Premier Valls will "gnadenlose Strafen" nach Angriff auf Polizisten

Im Internet löste unterdessen ein Video große Aufmerksamkeit aus, auf dem ein Angriff auf einen Polizeiwagen in Paris zu sehen ist. Am Mittwoch hatten Randalierer den Wagen in Brand gesetzt; die beiden Beamten, die sich in dem Auto befanden, konnten sich mit leichten Verletzungen retten. In unmittelbarer Nähe hatte die französische Polizeigewerkschaft wie in anderen Städten auch eine „Anti-Hass“-Kundgebung organisiert. Die Polizeibeamten protestierten dagegen, dass sie regelmäßig zur Zielscheibe von Angreifern werden.

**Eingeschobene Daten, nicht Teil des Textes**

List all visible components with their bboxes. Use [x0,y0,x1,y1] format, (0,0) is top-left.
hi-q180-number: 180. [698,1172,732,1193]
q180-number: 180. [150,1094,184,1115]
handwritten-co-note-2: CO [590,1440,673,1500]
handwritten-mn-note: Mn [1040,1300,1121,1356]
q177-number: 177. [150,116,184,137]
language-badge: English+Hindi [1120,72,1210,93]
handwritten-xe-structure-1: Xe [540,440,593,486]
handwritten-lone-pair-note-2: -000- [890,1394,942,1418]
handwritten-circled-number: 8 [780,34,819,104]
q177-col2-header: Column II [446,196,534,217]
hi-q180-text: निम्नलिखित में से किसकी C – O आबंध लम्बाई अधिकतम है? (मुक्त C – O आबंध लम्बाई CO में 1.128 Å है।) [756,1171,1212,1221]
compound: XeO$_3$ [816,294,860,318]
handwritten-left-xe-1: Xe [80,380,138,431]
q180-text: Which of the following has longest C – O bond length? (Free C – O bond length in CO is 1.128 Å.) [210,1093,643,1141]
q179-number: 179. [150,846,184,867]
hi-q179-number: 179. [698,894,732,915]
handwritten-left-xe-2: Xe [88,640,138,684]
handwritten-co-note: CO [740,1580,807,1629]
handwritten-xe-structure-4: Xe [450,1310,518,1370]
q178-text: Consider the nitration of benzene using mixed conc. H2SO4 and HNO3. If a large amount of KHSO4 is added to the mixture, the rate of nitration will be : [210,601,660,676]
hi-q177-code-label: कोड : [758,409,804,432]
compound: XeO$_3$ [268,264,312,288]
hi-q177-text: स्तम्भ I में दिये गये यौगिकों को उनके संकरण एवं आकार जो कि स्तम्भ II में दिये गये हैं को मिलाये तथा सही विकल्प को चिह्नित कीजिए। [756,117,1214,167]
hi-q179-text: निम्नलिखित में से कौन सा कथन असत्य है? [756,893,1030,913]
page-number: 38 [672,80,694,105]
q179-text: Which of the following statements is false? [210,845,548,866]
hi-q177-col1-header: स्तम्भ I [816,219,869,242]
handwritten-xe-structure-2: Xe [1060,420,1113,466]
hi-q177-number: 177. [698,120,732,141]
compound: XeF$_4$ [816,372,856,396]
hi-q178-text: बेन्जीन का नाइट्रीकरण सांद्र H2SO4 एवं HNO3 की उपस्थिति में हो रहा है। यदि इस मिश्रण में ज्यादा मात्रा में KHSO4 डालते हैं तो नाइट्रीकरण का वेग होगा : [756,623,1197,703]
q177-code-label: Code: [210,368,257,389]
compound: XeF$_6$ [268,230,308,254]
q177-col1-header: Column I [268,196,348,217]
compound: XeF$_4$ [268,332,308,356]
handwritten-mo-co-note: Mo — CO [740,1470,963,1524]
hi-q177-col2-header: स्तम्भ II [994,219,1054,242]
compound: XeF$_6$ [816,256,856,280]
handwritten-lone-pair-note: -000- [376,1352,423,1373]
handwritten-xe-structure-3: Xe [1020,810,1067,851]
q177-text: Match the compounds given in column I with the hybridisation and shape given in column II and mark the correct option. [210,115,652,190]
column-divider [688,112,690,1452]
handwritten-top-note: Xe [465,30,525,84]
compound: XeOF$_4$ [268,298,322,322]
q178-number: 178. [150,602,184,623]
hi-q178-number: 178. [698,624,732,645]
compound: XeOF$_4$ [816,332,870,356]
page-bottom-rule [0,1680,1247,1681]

Angesichts der Gewaltszenen in Paris forderte Premierminister Valls „gnadenlose Strafen“ für die die Täter. Gleichzeitig kündigte er an, dass die Blockaden an Häfen, Flughäfen und Raffinerien notfalls mit Gewalt aufgelöst würden. Dagegen erklärte Jean-Claude Mailly, der Vorsitzende der linksgerichteten Gewerkschaft Force ouvrière (FO), dass es ohne die geplante Arbeitsmarktreform auch keine Ausschreitungen geben würde. Hollandes Kraftprobe mit den Gewerkschaften ist noch nicht beendet.